Since the attributed string might have a \n at the end we don’t want to create an empty P. So I thought that it would be smart to compare the oneParagraph with the lastObject of the paragraphs array and if this was empty then skip it.

BUT, I showed you above that an empty element is actually turned into a certain NSCFConstantString. This would mean that in this example every empty component would be equal to the empty last one and thus be skipped. Not what we wanted.

Because of this optimization the lastObject method becomes useless to determine if oneParagraph is indeed the last one. We have change the slick fast enumeration to a classical for loop with a counter variable.

for (int i=0; i<[paragraphs count]; i++)
{
	NSString *oneParagraph = [paragraphs objectAtIndex:i];
	NSRange paragraphRange = NSMakeRange(location, [oneParagraph length]);
 
	// skip empty paragraph at the end
	if (i==[paragraphs count]-1)
	{
		if (!paragraphRange.length)
		{
			continue;
		}
	}
	...
}

It’s a bit clunkier, but now it is safe from this optimization. An alternative to this approach would be to still use fast enumeration, but increment a counter variable. But unfortunately there is no built-in method of knowing if one loop is the last one of the enumeration. So we still have to compare our counter with the array count.

New or Improved?

I wonder why this doesn’t confuse more people who are unaware of this optimization. Or is that something that was introduced in the later iOS SDKs? Well if you run the first code block on iOS 4.3 simulator you get a slightly different result.

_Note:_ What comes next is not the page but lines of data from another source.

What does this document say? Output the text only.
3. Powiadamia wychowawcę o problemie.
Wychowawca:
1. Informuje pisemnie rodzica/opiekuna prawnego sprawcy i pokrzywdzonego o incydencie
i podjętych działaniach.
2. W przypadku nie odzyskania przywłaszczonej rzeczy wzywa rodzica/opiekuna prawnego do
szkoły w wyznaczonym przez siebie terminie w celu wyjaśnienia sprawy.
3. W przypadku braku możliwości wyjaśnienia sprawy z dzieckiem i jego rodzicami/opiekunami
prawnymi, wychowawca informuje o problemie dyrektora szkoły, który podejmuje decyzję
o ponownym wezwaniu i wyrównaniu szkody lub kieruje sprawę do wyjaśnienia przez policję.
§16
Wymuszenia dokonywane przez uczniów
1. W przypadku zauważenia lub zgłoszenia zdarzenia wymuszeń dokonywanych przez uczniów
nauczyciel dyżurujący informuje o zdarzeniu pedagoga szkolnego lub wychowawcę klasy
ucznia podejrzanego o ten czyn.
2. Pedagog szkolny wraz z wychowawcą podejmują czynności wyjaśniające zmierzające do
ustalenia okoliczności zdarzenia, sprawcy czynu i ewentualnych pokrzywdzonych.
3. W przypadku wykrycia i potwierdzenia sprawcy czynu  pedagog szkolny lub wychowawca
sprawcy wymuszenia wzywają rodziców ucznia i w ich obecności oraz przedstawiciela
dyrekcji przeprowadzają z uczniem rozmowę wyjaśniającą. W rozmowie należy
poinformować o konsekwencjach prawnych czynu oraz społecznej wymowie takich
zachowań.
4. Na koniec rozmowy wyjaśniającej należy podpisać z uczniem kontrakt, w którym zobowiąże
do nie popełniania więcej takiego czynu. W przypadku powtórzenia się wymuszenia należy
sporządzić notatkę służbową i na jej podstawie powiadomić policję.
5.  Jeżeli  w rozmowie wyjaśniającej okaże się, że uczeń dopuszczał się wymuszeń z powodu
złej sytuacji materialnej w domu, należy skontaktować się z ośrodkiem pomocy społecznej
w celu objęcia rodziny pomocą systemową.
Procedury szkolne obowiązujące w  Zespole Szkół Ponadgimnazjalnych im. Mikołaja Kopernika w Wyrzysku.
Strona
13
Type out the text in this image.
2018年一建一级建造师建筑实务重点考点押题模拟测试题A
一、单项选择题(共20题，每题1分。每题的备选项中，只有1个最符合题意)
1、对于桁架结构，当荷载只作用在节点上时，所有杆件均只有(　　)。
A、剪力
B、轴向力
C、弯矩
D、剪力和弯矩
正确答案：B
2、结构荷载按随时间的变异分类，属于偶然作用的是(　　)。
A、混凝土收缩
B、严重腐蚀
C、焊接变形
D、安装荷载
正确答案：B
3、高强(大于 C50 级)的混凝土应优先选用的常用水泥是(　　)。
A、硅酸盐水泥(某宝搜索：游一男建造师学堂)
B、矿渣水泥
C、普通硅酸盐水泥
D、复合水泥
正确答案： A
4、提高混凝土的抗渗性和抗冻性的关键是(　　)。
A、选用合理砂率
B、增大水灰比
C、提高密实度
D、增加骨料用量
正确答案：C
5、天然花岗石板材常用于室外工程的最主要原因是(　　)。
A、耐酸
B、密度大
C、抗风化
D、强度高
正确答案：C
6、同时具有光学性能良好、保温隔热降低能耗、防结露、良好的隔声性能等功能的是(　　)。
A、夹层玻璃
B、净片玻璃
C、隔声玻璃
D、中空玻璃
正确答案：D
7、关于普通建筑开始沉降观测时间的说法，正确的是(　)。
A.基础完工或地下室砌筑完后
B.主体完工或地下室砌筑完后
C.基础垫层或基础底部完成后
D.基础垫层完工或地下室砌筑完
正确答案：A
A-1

You still get both empty strings pointing to the same instance, but now the constant string is a “normal” NSCFString. So Apple apparently introduced the NSCFConstantString in iOS 5 to be able to optimized certain uses cases. Having a subclass allows them to override certain expensive operations like for example hardcoding the hash value.

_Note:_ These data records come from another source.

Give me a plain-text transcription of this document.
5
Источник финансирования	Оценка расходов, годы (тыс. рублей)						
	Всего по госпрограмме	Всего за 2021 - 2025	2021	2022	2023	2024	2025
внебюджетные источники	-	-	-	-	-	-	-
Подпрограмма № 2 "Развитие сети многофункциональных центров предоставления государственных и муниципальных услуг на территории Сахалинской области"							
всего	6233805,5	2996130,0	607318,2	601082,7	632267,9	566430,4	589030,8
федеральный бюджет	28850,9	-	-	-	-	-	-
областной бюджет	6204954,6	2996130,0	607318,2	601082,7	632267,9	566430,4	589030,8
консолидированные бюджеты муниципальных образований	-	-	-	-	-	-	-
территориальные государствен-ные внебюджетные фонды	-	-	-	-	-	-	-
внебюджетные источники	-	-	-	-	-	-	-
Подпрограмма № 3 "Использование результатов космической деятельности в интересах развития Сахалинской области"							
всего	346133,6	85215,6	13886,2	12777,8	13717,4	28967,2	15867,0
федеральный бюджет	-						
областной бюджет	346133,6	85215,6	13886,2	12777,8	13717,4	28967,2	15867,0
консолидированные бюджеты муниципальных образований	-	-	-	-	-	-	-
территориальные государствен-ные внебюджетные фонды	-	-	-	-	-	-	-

But apparently this folding of constant strings into single instances was around even before iOS 4 and so we have to be aware of this possibly wreaking havoc with our slick loop logic.


Categories: Q&A

6 Comments »

  1. You can enumerate your paragraphs with enumerateObjectsUsingBlock:. Syntactically it might look a little nicer than having to manually iterate and keep a counter of your own.

  2. Good news Apple continues to optimize even such basics like NSString.

  3. This particular instance might be a new optimization, but Objective-C’s runtime and compilers have tried to optimize away duplicate NSStrings for quite some time now. Like with the following:

    NSString *one = @”One”;
    NSString *two = @”Two”;
    NSString *oneAgain = @”One”;

    NSLog(@”one: class = %@, pointer = %p”, [one class], one);
    NSLog(@”two: class = %@, pointer = %p”, [two class], two);
    NSLog(@”oneAgain: class = %@, pointer = %p”, [oneAgain class], oneAgain);

    Gives the result:

    one: class = __NSCFConstantString, pointer = 0x105f45078
    two: class = __NSCFConstantString, pointer = 0x105f45098
    oneAgain: class = __NSCFConstantString, pointer = 0x105f45078

    where one and oneAgain point to the same NSCFConstantString.

  4. This is nothing new. The empty string optimisation dates from before Apple bought NeXT.